Nearly 70 years later, love letters surface

Nearly 70 years later, love letters surface

CHAMPAIGN – It was 1938, and Joe Nipoti was in love.

His new bride, Geraldine Stogdell, lived 50 miles away in Champaign, but it felt so far. "It's the 18th, darling. 10 months of married life has made me love my darling wife more and more as time passes," he wrote in October of that year.

Less than two months later, he wrote again to "Dearest Jerry" in neat, trim script. He wrote of a new suit to buy, a friend's wedding and, mostly, of how happy he was to be married to "the best choice on the entire lot."

"All my love, Joe," he closed with.

But his Jerry never got those letters.

Some time later, Joe died. Geraldine remarried. She would be about 90 now.

And while she moved to California, two pieces of her history turned up in Champaign on Sunday morning. Postal worker Robert White could scarcely believe his eyes.

There he was, hand-sorting some mail, when what should he spot but a letter with a three-cent stamp on it.

Then he noticed something that really got his attention: The letter was postmarked Dec. 18, 1938.

"About five letters later, I found another one that looked the same way, going from the same person to the same person, and it was dated Oct. 27, 1938," said White, a mail processor at the Mattis Avenue post office.

"Here's two letters mailed two months apart that, for 70 years, have been in limbo," he said.

Even stranger, White marveled: How in the world did those two letters, sent 45 days apart, become matched up and remain together all those years to wind up together in Champaign?

"It's possible a letter gets put in a case or a drawer and gets overlooked for years," he said. "But we're talking about two separate letters."

And talk about snail mail: White figures those letters, originally mailed from Auburn, in Sangamon County, traveled about a mile a year.

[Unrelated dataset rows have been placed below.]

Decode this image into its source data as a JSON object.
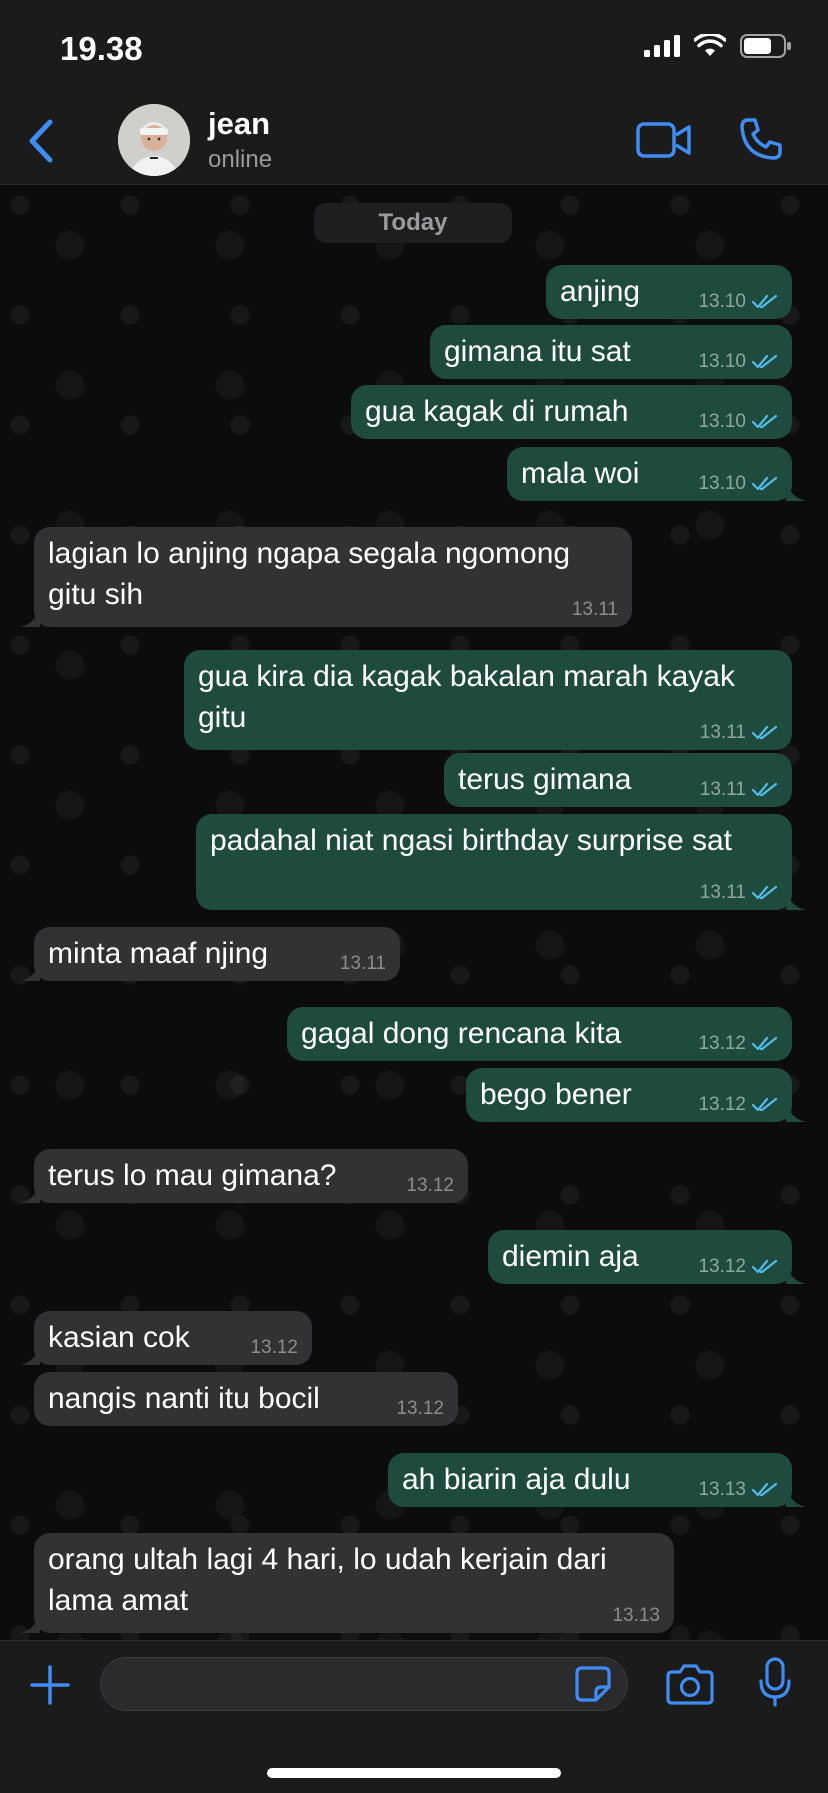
{
  "status_bar": {
    "time": "19.38"
  },
  "header": {
    "contact_name": "jean",
    "contact_status": "online"
  },
  "chat": {
    "date_label": "Today",
    "messages": [
      {
        "text": "anjing",
        "time": "13.10",
        "dir": "out",
        "read": true
      },
      {
        "text": "gimana itu sat",
        "time": "13.10",
        "dir": "out",
        "read": true
      },
      {
        "text": "gua kagak di rumah",
        "time": "13.10",
        "dir": "out",
        "read": true
      },
      {
        "text": "mala woi",
        "time": "13.10",
        "dir": "out",
        "read": true
      },
      {
        "text": "lagian lo anjing ngapa segala ngomong",
        "text2": "gitu sih",
        "time": "13.11",
        "dir": "in"
      },
      {
        "text": "gua kira dia kagak bakalan marah kayak",
        "text2": "gitu",
        "time": "13.11",
        "dir": "out",
        "read": true
      },
      {
        "text": "terus gimana",
        "time": "13.11",
        "dir": "out",
        "read": true
      },
      {
        "text": "padahal niat ngasi birthday surprise sat",
        "time": "13.11",
        "dir": "out",
        "read": true
      },
      {
        "text": "minta maaf njing",
        "time": "13.11",
        "dir": "in"
      },
      {
        "text": "gagal dong rencana kita",
        "time": "13.12",
        "dir": "out",
        "read": true
      },
      {
        "text": "bego bener",
        "time": "13.12",
        "dir": "out",
        "read": true
      },
      {
        "text": "terus lo mau gimana?",
        "time": "13.12",
        "dir": "in"
      },
      {
        "text": "diemin aja",
        "time": "13.12",
        "dir": "out",
        "read": true
      },
      {
        "text": "kasian cok",
        "time": "13.12",
        "dir": "in"
      },
      {
        "text": "nangis nanti itu bocil",
        "time": "13.12",
        "dir": "in"
      },
      {
        "text": "ah biarin aja dulu",
        "time": "13.13",
        "dir": "out",
        "read": true
      },
      {
        "text": "orang ultah lagi 4 hari, lo udah kerjain dari",
        "text2": "lama amat",
        "time": "13.13",
        "dir": "in"
      }
    ]
  },
  "input_bar": {
    "placeholder": ""
  },
  "colors": {
    "outgoing_bubble": "#1f4b3e",
    "incoming_bubble": "#323235",
    "accent_blue": "#3f8cf5",
    "read_tick": "#53bdeb"
  },
  "icons": [
    "back-icon",
    "video-call-icon",
    "phone-icon",
    "double-tick-icon",
    "plus-icon",
    "sticker-icon",
    "camera-icon",
    "microphone-icon"
  ]
}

But never let it be said that the mail doesn't eventually get through.

On Thursday afternoon, Champaign Postmaster Morrie Smith delivered the letters in person to the Joseph Kuhn & Co. store in downtown Champaign, where the letters had been sent in care of Geraldine Stogdell.

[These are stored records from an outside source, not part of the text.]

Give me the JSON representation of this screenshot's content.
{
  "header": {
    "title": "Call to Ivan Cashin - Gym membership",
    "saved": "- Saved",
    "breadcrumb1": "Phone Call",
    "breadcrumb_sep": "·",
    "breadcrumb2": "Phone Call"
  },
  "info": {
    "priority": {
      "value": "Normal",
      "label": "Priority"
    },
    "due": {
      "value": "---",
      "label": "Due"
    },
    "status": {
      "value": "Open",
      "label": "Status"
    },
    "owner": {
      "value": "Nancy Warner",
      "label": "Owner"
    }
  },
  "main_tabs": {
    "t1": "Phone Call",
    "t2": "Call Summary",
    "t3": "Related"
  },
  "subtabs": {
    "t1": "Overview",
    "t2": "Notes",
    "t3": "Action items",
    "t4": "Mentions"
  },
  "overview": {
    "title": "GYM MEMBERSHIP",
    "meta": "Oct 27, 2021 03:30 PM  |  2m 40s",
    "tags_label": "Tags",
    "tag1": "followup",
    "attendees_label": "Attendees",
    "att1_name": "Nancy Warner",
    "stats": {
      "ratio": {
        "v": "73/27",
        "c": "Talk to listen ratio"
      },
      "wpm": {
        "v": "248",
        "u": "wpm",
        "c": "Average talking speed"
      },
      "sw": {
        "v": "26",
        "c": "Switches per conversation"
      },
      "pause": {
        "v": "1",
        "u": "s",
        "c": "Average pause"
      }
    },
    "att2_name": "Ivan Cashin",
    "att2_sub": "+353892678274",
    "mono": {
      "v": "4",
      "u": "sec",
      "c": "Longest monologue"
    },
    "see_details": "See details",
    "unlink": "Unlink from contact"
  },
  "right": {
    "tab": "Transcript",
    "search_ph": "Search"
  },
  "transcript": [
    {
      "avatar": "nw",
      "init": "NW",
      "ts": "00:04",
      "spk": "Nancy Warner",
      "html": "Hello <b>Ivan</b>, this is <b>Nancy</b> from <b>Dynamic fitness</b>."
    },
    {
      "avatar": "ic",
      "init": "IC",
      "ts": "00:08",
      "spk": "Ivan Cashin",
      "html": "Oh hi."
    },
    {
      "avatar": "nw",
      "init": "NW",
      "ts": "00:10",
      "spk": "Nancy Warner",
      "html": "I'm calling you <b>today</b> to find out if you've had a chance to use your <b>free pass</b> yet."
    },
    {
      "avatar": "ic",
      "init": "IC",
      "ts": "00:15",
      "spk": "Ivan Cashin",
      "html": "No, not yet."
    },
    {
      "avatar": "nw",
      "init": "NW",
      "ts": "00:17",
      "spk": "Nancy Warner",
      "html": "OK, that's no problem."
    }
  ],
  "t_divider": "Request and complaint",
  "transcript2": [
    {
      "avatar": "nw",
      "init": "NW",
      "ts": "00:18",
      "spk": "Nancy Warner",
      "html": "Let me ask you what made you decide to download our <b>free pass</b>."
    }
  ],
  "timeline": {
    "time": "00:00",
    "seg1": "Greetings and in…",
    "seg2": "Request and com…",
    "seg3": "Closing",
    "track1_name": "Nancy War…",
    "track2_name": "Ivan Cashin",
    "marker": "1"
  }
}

"Here is your mail, special delivery," Smith told Kuhn's store manager Gordon Tracey. "I'm wondering if it's a love letter."

Because the letters were in care of Kuhn's, Tracey could legally open them. He did so gingerly, respectful of their age.

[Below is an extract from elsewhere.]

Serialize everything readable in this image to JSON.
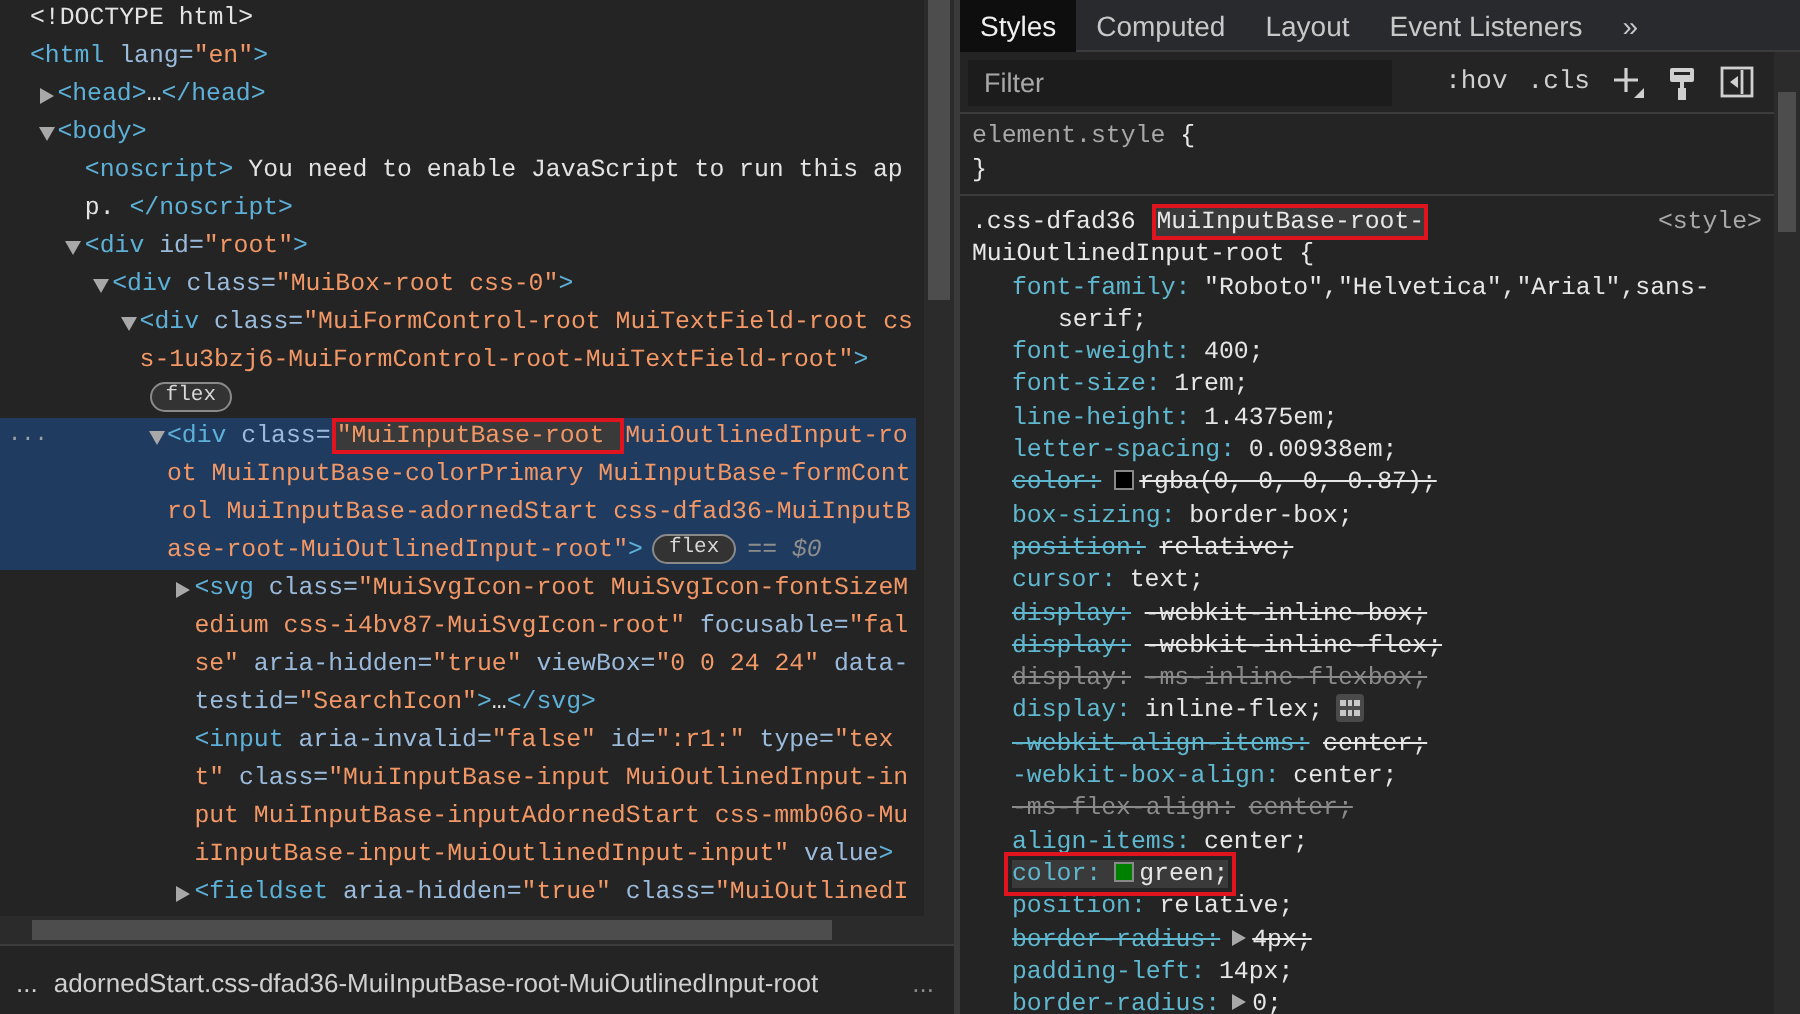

In his 20-plus years in the postal service, Smith said he'd never seen a letter delivered so late. "We don't know ... where and what occurred during the last 70 years," he said. "I have no explanation."

White said the two letters he found were in perfect condition, but "mustard yellow with age."

To the touch, the paper is thick, the handwritten words undamaged by time. In one letter, Joe Nipoti fills the page, then scribbles along the margins an apology for sending the letter a little late. "I do so want you to get your Monday letter," he wrote.

What would she have felt when the two letters never arrived?

At the post office on Sunday, White's supervisor entered bar codes from the back of each letter and learned they had made their way through automatic processing equipment in Michigan just a few days before turning up in Champaign.

Some employees might have figured their job was done at that point. White, a genealogist by hobby, felt differently. He saw the mystery.

He went home and started looking for the sender and the recipient in the Social Security death index, an online database of death records. Then he tracked down relatives of the recipient and learned that Geraldine Stogdell had been a student at the University of Illinois and working at Kuhn's.

The University of Illinois Alumni Association has no graduation listing of either Stogdell or Nipoti.

White found a distant relative of hers and learned bits about her life.

At Kuhn's, Tracey said if Geraldine or any of her family wanted the letters, he would send them. Otherwise, they would become two more documents of the long history of the business. Tracey said he looked up old photographs and found one from 1939, but he could not find Geraldine Stogdell, or Geraldine Nipoti.

White keeps hoping he'll be able to reach her, and calling potential leads.

He'd like to see her have that letter, so long late, from a husband who once wrote to her, "You are the only reason I ever want this world to keep turning."

Perhaps sometime, rather sooner than later, his "Jerry" will be reminded of that.